I’m headed for the Rocky Ridge trail, going the counter-clockwise way on the loop, which is the opposite of how most people hike it.  But I like climbing the steep part first, watching the view of the bay and the mountains open up as I get higher.  You can look down at the town from up there, and for a Wednesday afternoon in late October it’s quite busy.   Several cars are moving around.  I can hear one chainsaw, one barking dog, one small airplane, one person pounding a hammer, one front-end loader and one dump truck.  With a bit of educated guessing, I could tell you who the individuals are who are making the noises.  The sounds are sharp and distinct in the clear air, almost drowned out by a chittering flock of siskins mobbing the Sitka spruce cones.

This entry was posted in Culture, History, Music, Seldovia, Travel. Bookmark the permalink.

2 Responses to Urban History

  1. Dede Higman says:

    Your writing is marvelous! It inspires me to add my piece. Hope you don’t mind.
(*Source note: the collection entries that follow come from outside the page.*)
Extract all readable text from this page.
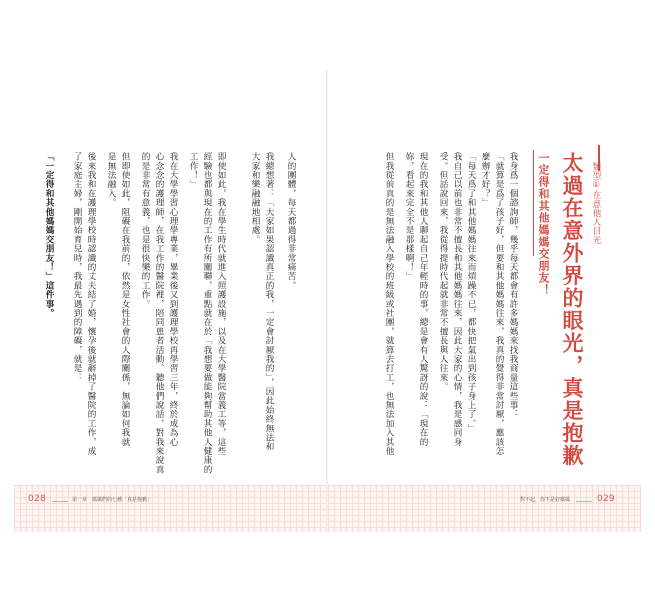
028	第一章　媽媽們的七種「真是抱歉」	對不起，你不是好媽媽	029
類型①在意他人目光
太過在意外界的眼光，真是抱歉
一定得和其他媽媽交朋友！
我身爲一個諮詢師，幾乎每天都會有許多媽媽來找我商量這些事：
「就算是爲了孩子好，但要和其他媽媽往來，我真的覺得非常討厭，應該怎
麼辦才好？」
「每天爲了和其他媽媽往來而煩躁不已，都快把氣出到孩子身上了。」
我自己以前也非常不擅長和其他媽媽往來，因此大家的心情，我是感同身
受。但話說回來，我從得提時代起就非常不擅長與人往來。
現在的我和其他人聊起自己年輕時的事，總是會有人驚訝的說：「現在的
妳，看起來完全不是那樣啊！」
但我從前真的是無法融入學校的班級或社團，就算去打工，也無法加入其他
人的團體，每天都過得非常痛苦。
我總想著：「大家如果認識真正的我，一定會討厭我的」，因此始終無法和
大家和樂融融地相處。
即使如此，我在學生時代就進入照護設施，以及在大學醫院當義工等，這些
經驗也都與現在的工作有所關聯，重點就在於「我想要做能夠幫助其他人健康的
工作！」
我在大學學習心理學專業，畢業後又到護理學校再學習三年，終於成為心
心念念的護理師，在我工作的醫院裡，陪同患者活動、聽他們說話，對我來說真
的是非常有意義，也是很快樂的工作。
但即使如此，阻礙在我前的，依然是女性社會的人際關係，無論如何我就
是無法融入。
後來我和在護理學校時認識的丈夫結了婚，懷孕後就辭掉了醫院的工作，成
了家庭主婦，剛開始育兒時，我最先遇到的障礙，就是：
「一定得和其他媽媽交朋友！」這件事。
    I was born and raised on the edge of Minneapolis, which is a pretty big city. I LOVED the city. I turned 17 the summer of 1970. Freshly graduated from high school, working with kids in the ‘inner city’ neighborhoods on the north side. barefoot and enjoying the heady experience of being away from home. It was joyous, sometimes scary, sometimes dangerous (like hitchhiking up and down Broadway just for the fun of it)…. I really did love it. Then, after a year of freshman English and world history, I got a job with one of my workmates from the previous summer. The job was in Virginia City, Montana. Small town, even though it survived on tourists. Friends living in old mining shacks in the gulches outside of town. Dogs everywhere, Wide open spaces…Still barefoot and hitch-hiking, I got restless and took of for Seattle. Made friends, went home to Minneapolis for the winter, Worked as a hotel maid. No more school. Headed out west on the train to live with my Seattle friends, who moved to a little fishing town north of the city. LaConner was home for several years. It was there that I truly fell in love with small town life. It’s a little tourist trap, now, but when I was there it was a sleepy fishing town surrounded by farm fields. I worked in the daffodil fields, and the fish cannery. I got married and Bret was born there in our rented house on the slough. Then, Craig discovered Seldovia. He helped fly a small plane up from Seattle to Seldovia, was in town overnight, came home and announced…’They’ve got really big tides and there are dogs everywhere! We’re moving” and move, we did. Bret was six months old when we arrived, and I have never regretted the decision on the least.

    Like

    • Cindy says:

      So cool to hear the story of a “barefoot hitchhiker”! I love picturing you working in a daffodil field. (And no wonder Bret is a wanderer.) Thanks for sharing.